Auteur : Yuu Watase
Publication : Kurokawa (3 tomes, en cours)
Etat : 9, en cours au Japon
Résumé :
Dans un monde lointain, le temps est venu de procéder au couronnement d’une nouvelle princesse. Cependant, au cours de la cérémonie, cette dernière est sauvagement assassinée et le jeune Arata est injustement accusé du meurtre. Traqué par les chevaliers de la garde, il se réfugie dans la mystérieuse forêt de Kando qui renferme un passage sacré vers une autre dimension… Au même moment, dans le Japon moderne, un jeune lycéen aussi nommé Arata se retrouve lui aussi propulsé dans l’autre monde : les deux Arata ont chacun permuté leur esprit et se retrouvent incarnés dans le corps de l’autre. Pour eux, c’est le début d’une extraordinaire aventure qui deviendra légende…
Chroniques :
Vol 1 :
Yuu Watase l’a dit. Elle, la déesse du shojo pour toutes les jeunes filles (et moins jeunes !) a toujours voulu faire du shonen. C’est enfin chose faite, avec les deux premiers tomes d’Arata qui sortent en même temps chez un éditeur encore inconnu de l’auteur, Kurokawa. Changement total donc ? On verra ça plus tard … On est en tous les cas ravis d’accueillir une œuvre qui tenait autant à cœur à Watase, et rien que pour cela, les fans de l’auteur se délecteront de la lecture. L’histoire est celle d’Arata et Arata, deux garçons au même prénom qui verront leurs vies bouleversées. D’un côté, il y a Arata et son quotidien au lycée d’élève persécuté et trahi par le seul qu’il considérait comme son ami. De l’autre, il y a Arata, un jeune homme débrouillard d’un autre monde, qui doit se faire passer pour une fille afin de succéder, comme toutes les femmes de sa famille, à la princesse qui rend à présent sa couronne avant de perdre les pouvoirs caractéristiques de cette lignée. Cependant, son stratagème est découvert et il est pris dans un complot politique, où les gardiens de la princesse se rebellent contre elle et donnent la chasse à Arata. Pour s’abriter, le jeune homme se réfugie dans une forêt particulière, qui va permuter les deux jeunes gens. Débarquant ainsi tous deux dans un monde inconnu et angoissant, ils sont pris par leur entourage pour le véritable Arata, et doivent s’expliquer sur un tel changement de personnalité.

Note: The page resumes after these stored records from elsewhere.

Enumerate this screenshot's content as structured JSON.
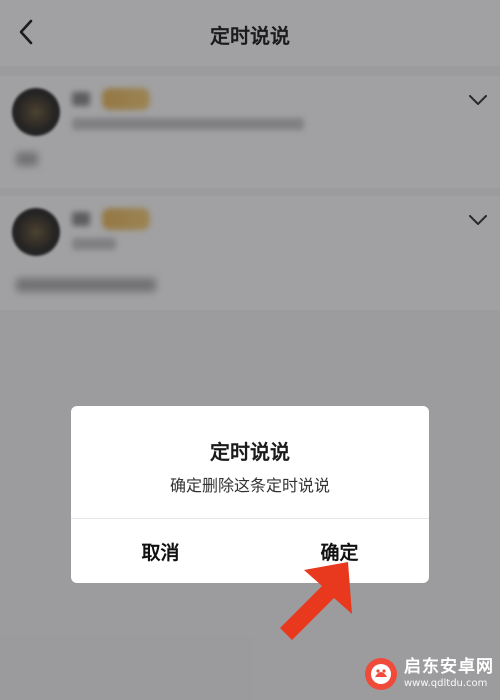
{
  "nav": {
    "title": "定时说说"
  },
  "dialog": {
    "title": "定时说说",
    "message": "确定删除这条定时说说",
    "cancel_label": "取消",
    "confirm_label": "确定"
  },
  "watermark": {
    "brand": "启东安卓网",
    "url": "www.qdltdu.com"
  },
  "icons": {
    "back": "back-arrow-icon",
    "expand": "chevron-down-icon",
    "annotation": "red-arrow-icon",
    "watermark": "brand-logo-icon"
  },
  "colors": {
    "annotation_arrow": "#e8391f",
    "watermark_logo": "#ef4a3a"
  }
}
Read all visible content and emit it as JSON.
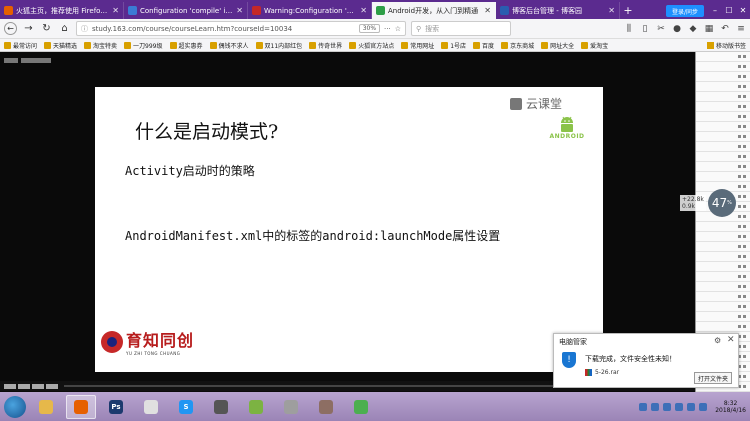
{
  "tabs": [
    {
      "label": "火狐主页，推荐使用 Firefox 浏",
      "color": "#e66000",
      "active": false
    },
    {
      "label": "Configuration 'compile' is ob",
      "color": "#3b7bd4",
      "active": false
    },
    {
      "label": "Warning:Configuration 'com",
      "color": "#c62828",
      "active": false
    },
    {
      "label": "Android开发，从入门到精通",
      "color": "#2e9e47",
      "active": true
    },
    {
      "label": "博客后台管理 - 博客园",
      "color": "#2a5db0",
      "active": false
    }
  ],
  "sync_label": "登录/同步",
  "address": {
    "url": "study.163.com/course/courseLearn.htm?courseId=10034",
    "zoom": "30%"
  },
  "search": {
    "placeholder": "搜索"
  },
  "bookmarks": [
    "最常访问",
    "天猫精选",
    "淘宝特卖",
    "一刀999级",
    "超实惠券",
    "偶钱不求人",
    "双11内部红包",
    "传奇世界",
    "火狐官方站点",
    "常用网址",
    "1号店",
    "百度",
    "京东商城",
    "网址大全",
    "爱淘宝"
  ],
  "bookmark_right": "移动版书签",
  "slide": {
    "title": "什么是启动模式?",
    "line1": "Activity启动时的策略",
    "line2": "AndroidManifest.xml中的标签的android:launchMode属性设置",
    "logo": "云课堂",
    "android_word": "ANDROID",
    "brand_cn": "育知同创",
    "brand_en": "YU ZHI TONG CHUANG"
  },
  "speed": {
    "up": "+22.8k",
    "down": "0.9k",
    "percent": "47",
    "unit": "%"
  },
  "notification": {
    "title": "电脑管家",
    "message": "下载完成，文件安全性未知！",
    "file": "5-26.rar",
    "open_button": "打开文件夹"
  },
  "taskbar": {
    "apps": [
      {
        "name": "explorer",
        "label": "",
        "color": "#e6b84a",
        "active": false
      },
      {
        "name": "firefox",
        "label": "",
        "color": "#e66000",
        "active": true
      },
      {
        "name": "photoshop",
        "label": "Ps",
        "color": "#1c3a6e",
        "active": false
      },
      {
        "name": "player",
        "label": "",
        "color": "#e0e0e0",
        "active": false
      },
      {
        "name": "sogou",
        "label": "S",
        "color": "#2196f3",
        "active": false
      },
      {
        "name": "app6",
        "label": "",
        "color": "#555",
        "active": false
      },
      {
        "name": "android-studio",
        "label": "",
        "color": "#7cb342",
        "active": false
      },
      {
        "name": "app8",
        "label": "",
        "color": "#9e9e9e",
        "active": false
      },
      {
        "name": "app9",
        "label": "",
        "color": "#8d6e63",
        "active": false
      },
      {
        "name": "wechat",
        "label": "",
        "color": "#4caf50",
        "active": false
      }
    ],
    "time": "8:32",
    "date": "2018/4/16"
  }
}
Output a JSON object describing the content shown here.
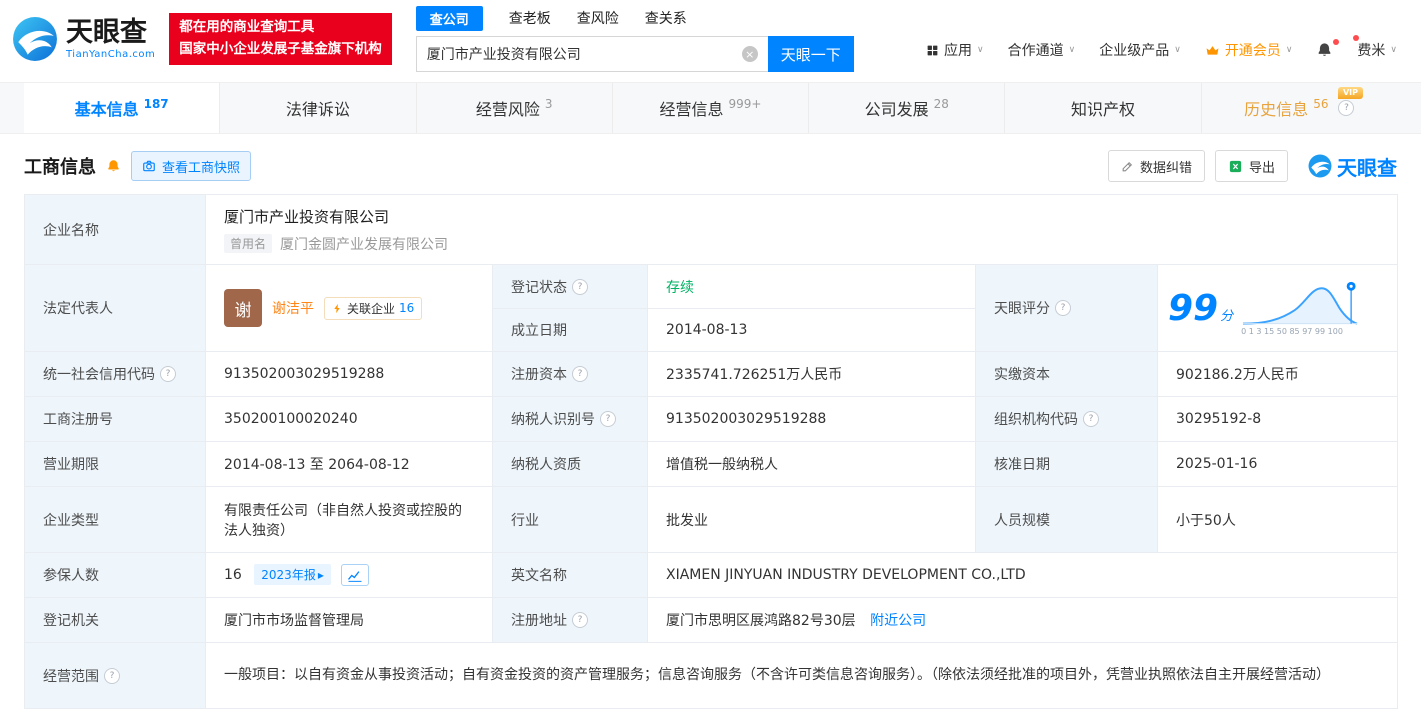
{
  "brand": {
    "logo_text": "天眼查",
    "logo_domain": "TianYanCha.com",
    "promo_line1": "都在用的商业查询工具",
    "promo_line2": "国家中小企业发展子基金旗下机构"
  },
  "icons": {
    "help": "?",
    "caret": "∨",
    "clear": "×",
    "arrow": "▸"
  },
  "search": {
    "tab_company": "查公司",
    "tab_boss": "查老板",
    "tab_risk": "查风险",
    "tab_relation": "查关系",
    "input_value": "厦门市产业投资有限公司",
    "button_label": "天眼一下"
  },
  "nav": {
    "apps": "应用",
    "cooperation": "合作通道",
    "enterprise": "企业级产品",
    "vip": "开通会员",
    "user": "费米"
  },
  "tabs": {
    "basic": {
      "label": "基本信息",
      "count": "187"
    },
    "legal": {
      "label": "法律诉讼"
    },
    "risk": {
      "label": "经营风险",
      "count": "3"
    },
    "operation": {
      "label": "经营信息",
      "count": "999+"
    },
    "development": {
      "label": "公司发展",
      "count": "28"
    },
    "ip": {
      "label": "知识产权"
    },
    "history": {
      "label": "历史信息",
      "count": "56",
      "vip_tag": "VIP"
    }
  },
  "section": {
    "title": "工商信息",
    "snapshot": "查看工商快照",
    "correction": "数据纠错",
    "export": "导出",
    "watermark": "天眼查"
  },
  "fields": {
    "company_name": {
      "label": "企业名称",
      "value": "厦门市产业投资有限公司"
    },
    "former_name": {
      "tag": "曾用名",
      "value": "厦门金圆产业发展有限公司"
    },
    "legal_rep": {
      "label": "法定代表人",
      "avatar": "谢",
      "name": "谢洁平",
      "related_label": "关联企业",
      "related_count": "16"
    },
    "reg_status": {
      "label": "登记状态",
      "value": "存续"
    },
    "est_date": {
      "label": "成立日期",
      "value": "2014-08-13"
    },
    "score": {
      "label": "天眼评分",
      "value": "99",
      "unit": "分",
      "axis": "0 1 3 15 50 85 97 99 100"
    },
    "credit_code": {
      "label": "统一社会信用代码",
      "value": "913502003029519288"
    },
    "reg_capital": {
      "label": "注册资本",
      "value": "2335741.726251万人民币"
    },
    "paid_capital": {
      "label": "实缴资本",
      "value": "902186.2万人民币"
    },
    "reg_no": {
      "label": "工商注册号",
      "value": "350200100020240"
    },
    "tax_id": {
      "label": "纳税人识别号",
      "value": "913502003029519288"
    },
    "org_code": {
      "label": "组织机构代码",
      "value": "30295192-8"
    },
    "term": {
      "label": "营业期限",
      "value": "2014-08-13 至 2064-08-12"
    },
    "tax_quality": {
      "label": "纳税人资质",
      "value": "增值税一般纳税人"
    },
    "approve_date": {
      "label": "核准日期",
      "value": "2025-01-16"
    },
    "type": {
      "label": "企业类型",
      "value": "有限责任公司（非自然人投资或控股的法人独资）"
    },
    "industry": {
      "label": "行业",
      "value": "批发业"
    },
    "staff": {
      "label": "人员规模",
      "value": "小于50人"
    },
    "insured": {
      "label": "参保人数",
      "value": "16",
      "badge": "2023年报"
    },
    "en_name": {
      "label": "英文名称",
      "value": "XIAMEN JINYUAN INDUSTRY DEVELOPMENT CO.,LTD"
    },
    "authority": {
      "label": "登记机关",
      "value": "厦门市市场监督管理局"
    },
    "address": {
      "label": "注册地址",
      "value": "厦门市思明区展鸿路82号30层",
      "link": "附近公司"
    },
    "scope": {
      "label": "经营范围",
      "value": "一般项目：以自有资金从事投资活动；自有资金投资的资产管理服务；信息咨询服务（不含许可类信息咨询服务）。（除依法须经批准的项目外，凭营业执照依法自主开展经营活动）"
    }
  },
  "colors": {
    "primary": "#0084ff",
    "orange": "#ff8619",
    "green": "#00b365",
    "red": "#e8001d",
    "gold": "#e8a33d"
  }
}
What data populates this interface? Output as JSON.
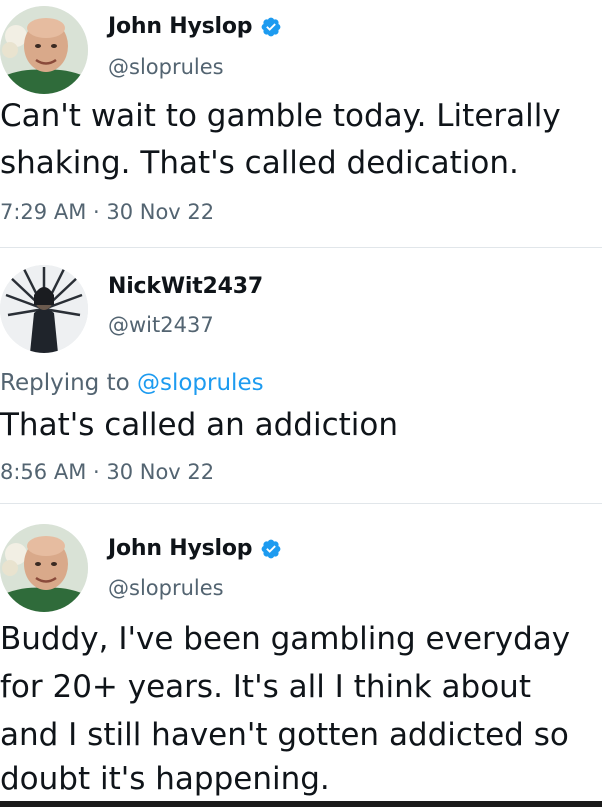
{
  "tweets": [
    {
      "name": "John Hyslop",
      "handle": "@sloprules",
      "verified": true,
      "text_lines": [
        "Can't wait to gamble today. Literally",
        "shaking. That's called dedication."
      ],
      "meta": "7:29 AM · 30 Nov 22"
    },
    {
      "name": "NickWit2437",
      "handle": "@wit2437",
      "verified": false,
      "replying_prefix": "Replying to ",
      "replying_mention": "@sloprules",
      "text_lines": [
        "That's called an addiction"
      ],
      "meta": "8:56 AM · 30 Nov 22"
    },
    {
      "name": "John Hyslop",
      "handle": "@sloprules",
      "verified": true,
      "text_lines": [
        "Buddy, I've been gambling everyday",
        "for 20+ years. It's all I think about",
        "and I still haven't gotten addicted so",
        "doubt it's happening."
      ]
    }
  ],
  "colors": {
    "verified_blue": "#1d9bf0",
    "secondary_text": "#536471",
    "link": "#1d9bf0"
  },
  "icons": {
    "verified": "verified-badge-icon"
  }
}
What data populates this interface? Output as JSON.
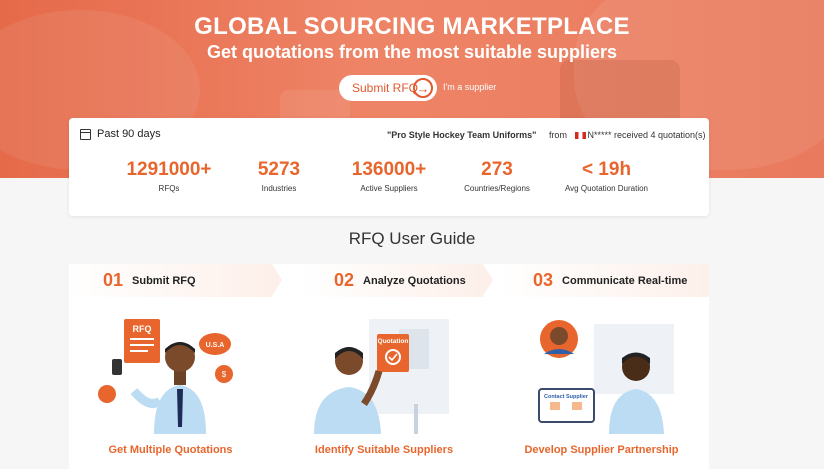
{
  "hero": {
    "title": "GLOBAL SOURCING MARKETPLACE",
    "subtitle": "Get quotations from the most suitable suppliers",
    "submit_label": "Submit RFQ",
    "supplier_label": "I'm a supplier"
  },
  "stats": {
    "period": "Past 90 days",
    "ticker_product": "\"Pro Style Hockey Team Uniforms\"",
    "ticker_from": "from",
    "ticker_buyer": "N*****",
    "ticker_rest": "received 4 quotation(s)",
    "items": [
      {
        "value": "1291000+",
        "label": "RFQs"
      },
      {
        "value": "5273",
        "label": "Industries"
      },
      {
        "value": "136000+",
        "label": "Active Suppliers"
      },
      {
        "value": "273",
        "label": "Countries/Regions"
      },
      {
        "value": "< 19h",
        "label": "Avg Quotation Duration"
      }
    ]
  },
  "guide": {
    "title": "RFQ User Guide",
    "steps": [
      {
        "num": "01",
        "title": "Submit RFQ",
        "caption": "Get Multiple Quotations"
      },
      {
        "num": "02",
        "title": "Analyze Quotations",
        "caption": "Identify Suitable Suppliers"
      },
      {
        "num": "03",
        "title": "Communicate Real-time",
        "caption": "Develop Supplier Partnership"
      }
    ],
    "illus1": {
      "rfq": "RFQ",
      "usa": "U.S.A"
    },
    "illus2": {
      "quotation": "Quotation"
    },
    "illus3": {
      "contact": "Contact Supplier"
    }
  },
  "colors": {
    "accent": "#e8662d",
    "hero": "#e97a5d"
  }
}
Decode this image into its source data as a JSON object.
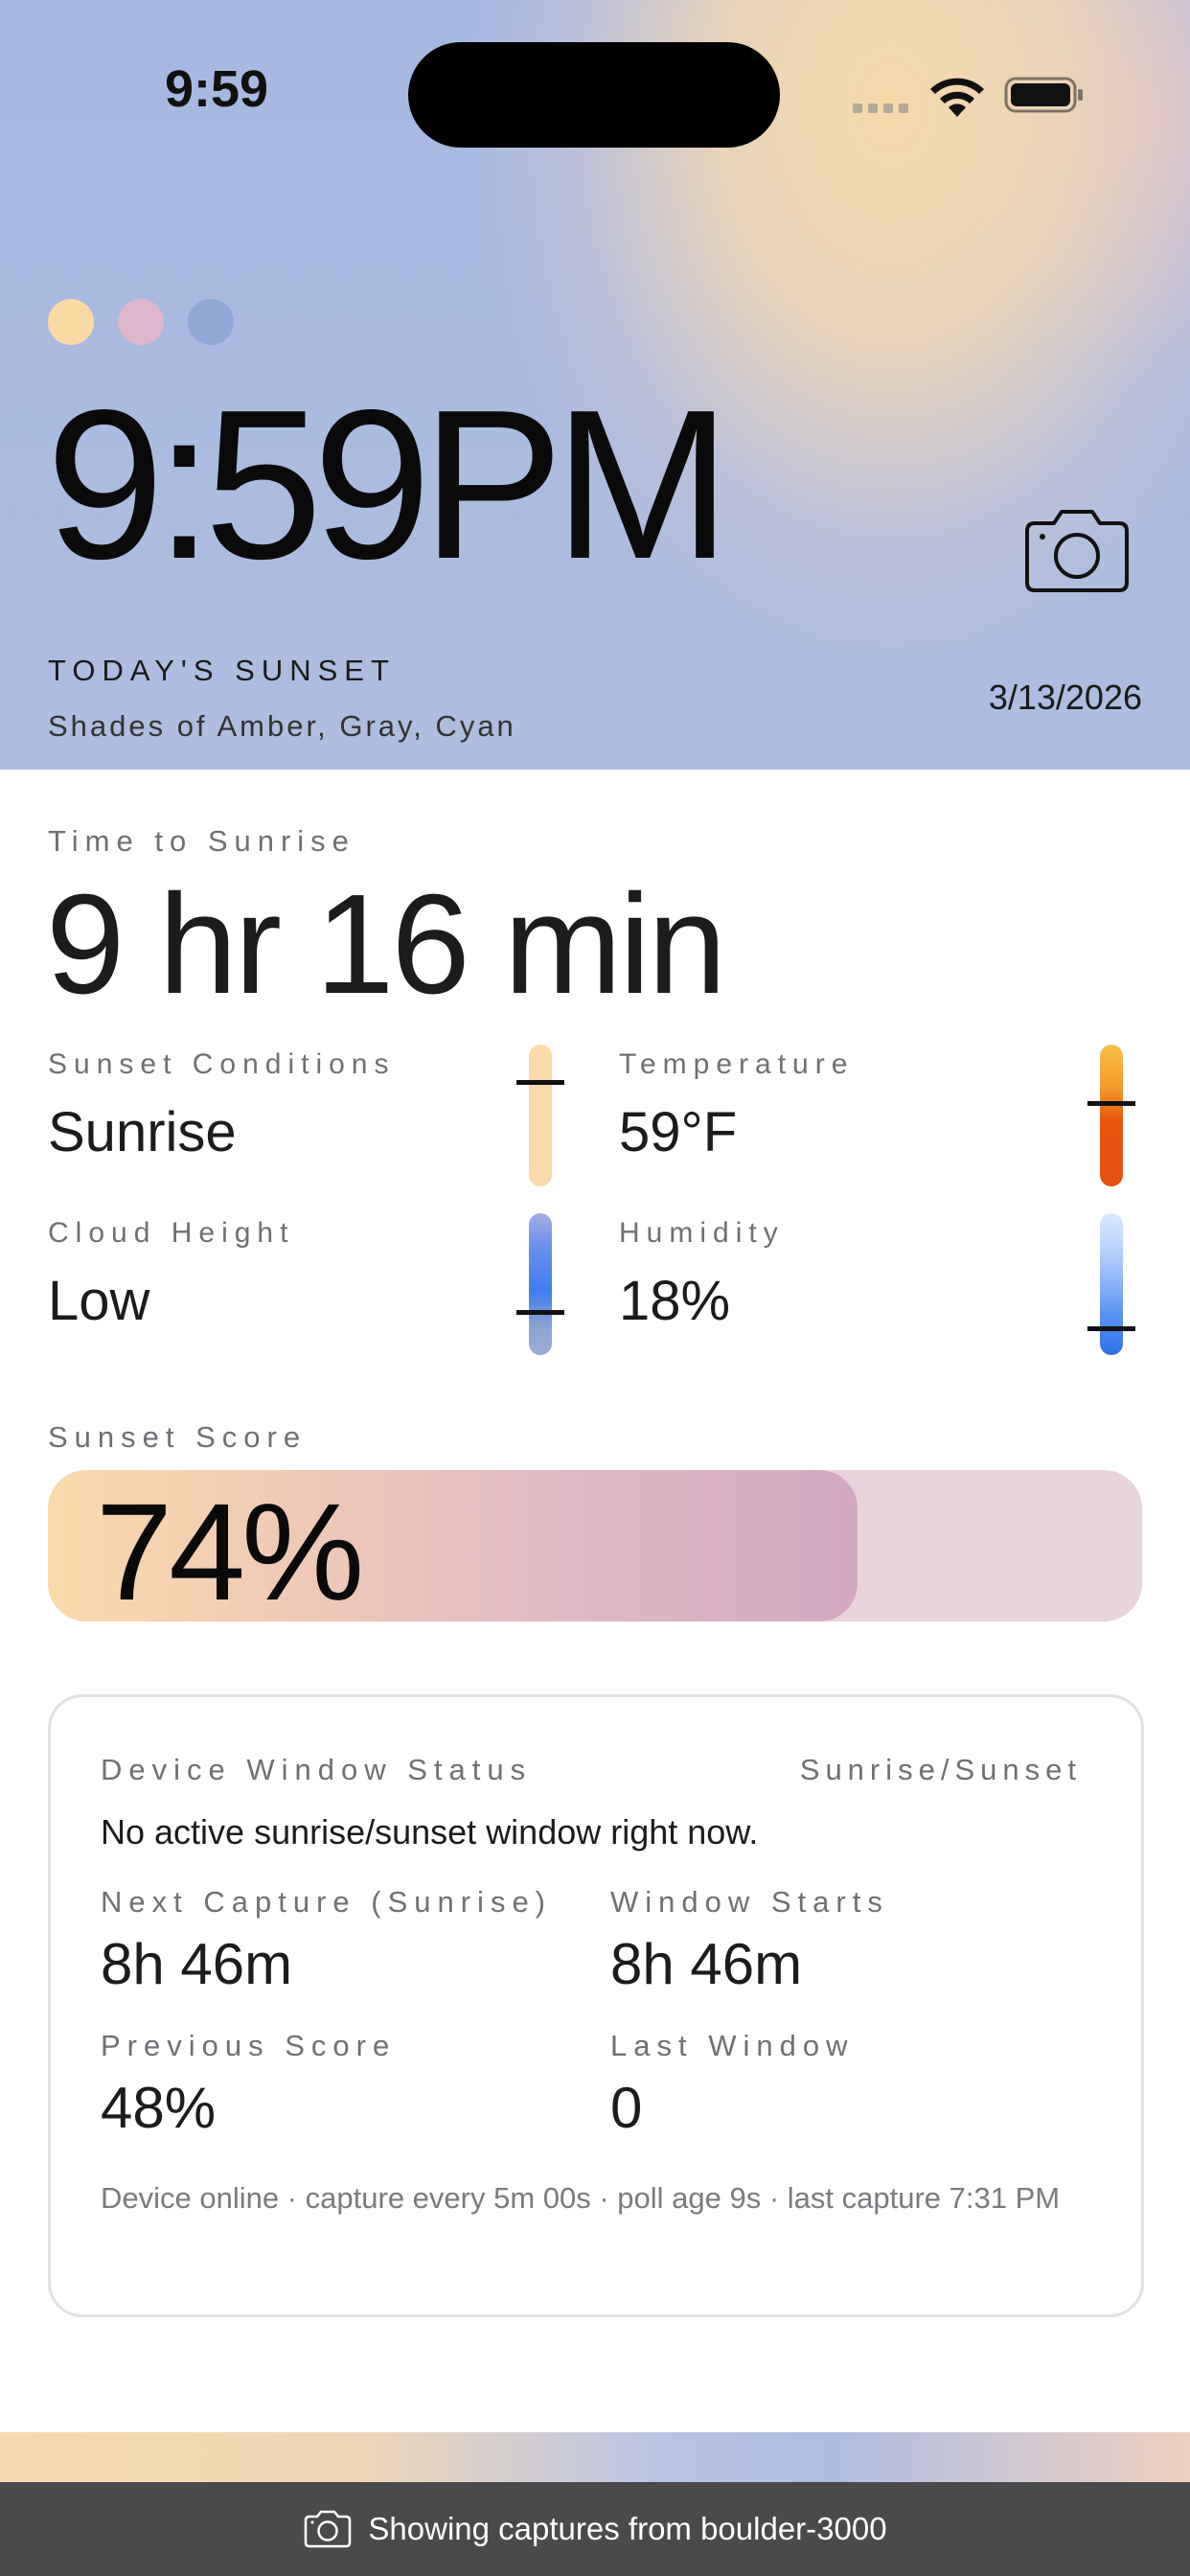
{
  "status_bar": {
    "time": "9:59"
  },
  "hero": {
    "dots": [
      {
        "name": "amber-dot",
        "color": "#fbd9a3"
      },
      {
        "name": "pink-dot",
        "color": "#dfb6cd"
      },
      {
        "name": "blue-dot",
        "color": "#90a8d6"
      }
    ],
    "time": "9:59PM",
    "label": "TODAY'S SUNSET",
    "shades": "Shades of Amber, Gray, Cyan",
    "date": "3/13/2026"
  },
  "time_to_sunrise": {
    "label": "Time to Sunrise",
    "value": "9 hr 16 min"
  },
  "metrics": {
    "conditions": {
      "label": "Sunset Conditions",
      "value": "Sunrise",
      "level": 0.75
    },
    "temperature": {
      "label": "Temperature",
      "value": "59°F",
      "level": 0.6
    },
    "cloud_height": {
      "label": "Cloud Height",
      "value": "Low",
      "level": 0.3
    },
    "humidity": {
      "label": "Humidity",
      "value": "18%",
      "level": 0.18
    }
  },
  "score": {
    "label": "Sunset Score",
    "value": "74%",
    "fraction": 0.74
  },
  "device": {
    "title": "Device Window Status",
    "mode": "Sunrise/Sunset",
    "message": "No active sunrise/sunset window right now.",
    "next_capture_label": "Next Capture (Sunrise)",
    "next_capture_value": "8h 46m",
    "window_starts_label": "Window Starts",
    "window_starts_value": "8h 46m",
    "previous_score_label": "Previous Score",
    "previous_score_value": "48%",
    "last_window_label": "Last Window",
    "last_window_value": "0",
    "footer": "Device online · capture every 5m 00s · poll age 9s · last capture 7:31 PM"
  },
  "bottom_bar": {
    "text": "Showing captures from boulder-3000",
    "icon": "camera-icon"
  },
  "colors": {
    "accent_amber": "#fbd9a3",
    "accent_pink": "#d3a8c0",
    "gauge_orange": "#e8540f",
    "gauge_blue": "#2f6fe8"
  }
}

Quand un adolescent normal se retrouve une épée à la main, en menace de décapitation et que son homologue panique à la vue d’une voiture … C’est du Watase. L’auteur reprend des thèmes chers à son cœur, ainsi le contexte des mondes parallèles et des permutations est présent dans les sagas de Fushigi Yugi, même si d’ordinaire il n’y a qu’une héroïne, alors que là deux Arata se partagent (plus ou moins) la vedette. Il est nécessaire, par la suite, de développer bien plus avant le garçon qui se retrouve dans un monde de technologies actuelles. Ceci dit, la lecture de ce premier volume est un très agréable moment à passer. On retrouve l’esprit Watase tout en restant dans le shonen, ce qui permet de varier un peu les stéréotypes et surtout de remplacer la cruche de service par un jeune homme plutôt débrouillard et courageux, ce qui n’est pas négligeable et rend ce tome à l’intrigue élaborée mais somme toute assez classique dans le fantasy bien plus intéressant qu’il n’aurait pu l’être dans un contexte de shojo ! Les sentiments sont bien exprimés, le but du héros est clair et son parcours est dynamique. Ses antécédents et sa réserve lui permettent une adaptation toute particulière au monde fantastique dans lequel il débarque, pour appréhender le concept très plaisant des armes habitées par des dieux. Bref, un personnage principal charismatique, et dont les péripéties avancent rapidement et efficacement. On remarque aussi que ce cadre de narration permet à l’auteur de faire quelque chose de bien moins négligé et brouillon qu’à l’ordinaire. Beaucoup de choses à développer encore, et c’est une ouverture en fanfare que fait la mangaka dans le monde su shonen, orienté toutefois vers un public qui sait apprécier les shojos, tant sa patte est reconnaissable.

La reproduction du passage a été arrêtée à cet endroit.